IRCHELP.ORG accepts no responsibility should this procedure go wrong and mess your machine up. MAKE A BACKUP!
- Press the START button.
-
Select
RUN
, type REGEDIT -
Using the
+
to expand the branches, locate the following key :
HKEY_LOCAL_MACHINE\SOFTWARE\Microsoft\Windows\CurrentVersion\RunServices
- On the right hand side, double click on the (default) ‘key’ . It will bring a box up showing the key and it’s current value ( Value data ) ,which is ‘ .exe’. Highlight this and press delete (not backspace make sure the key is empty), then click
OK
.
-
Close REGEDIT and reboot you machine .
-
Press START
-
RUN
, type COMMAND -
At the DOS prompt type :
del c:\windows\system\exe~1
2.3 How can I prevent getting Back Orifice?

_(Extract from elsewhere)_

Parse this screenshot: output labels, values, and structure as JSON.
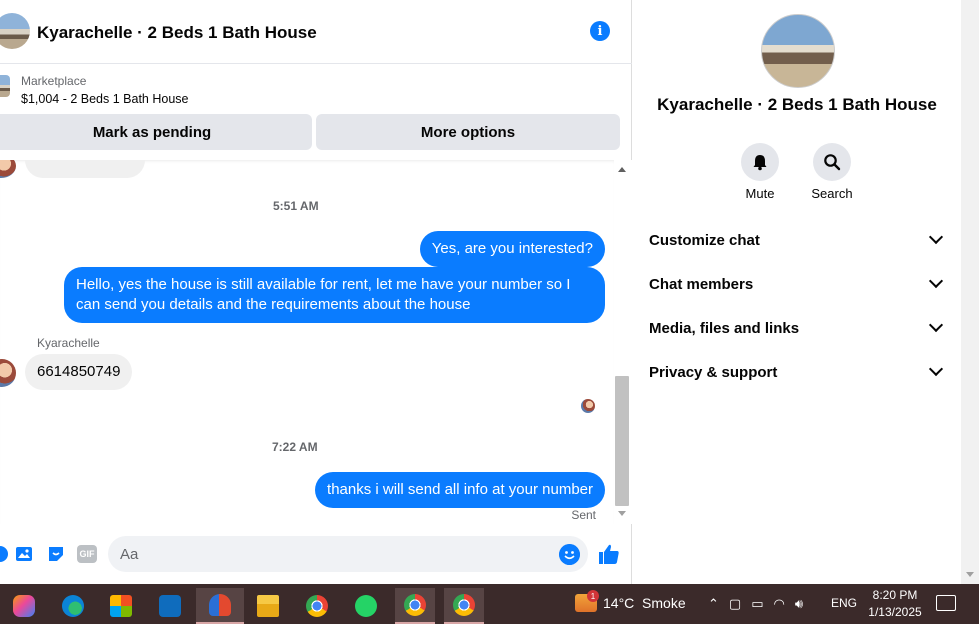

Firstly and foremost don’t go accepting files from people you don’t know and can’t trust. Don’t accept files that are ‘temptingly’ named PAMMY.EXE (!) for example . The BOServer is around 122kb in size. And if you accidentally do accept a file DON’T RUN IT !
Another precaution to take is to ensure that Auto-DCC-Get is disabled. Under the DCC menu, choose Options… and then the Send tab.
2.4 How can I prevent this from happening in the future?
The general answer to this question is, “don’t accept files from untrusted sources”
3. Miscellaneous Questions
3.1 What will Back Orifice do to my computer?
The server itself will do nothing, however a malicious user could do almost anything they could if the were sitting at the machine itself.
3.2 Will it hurt other files on my hard drive? The hard drive itself?
Back Orifice has the ability to transfer files, delete, create and modify files on your hard drive. So in short yes.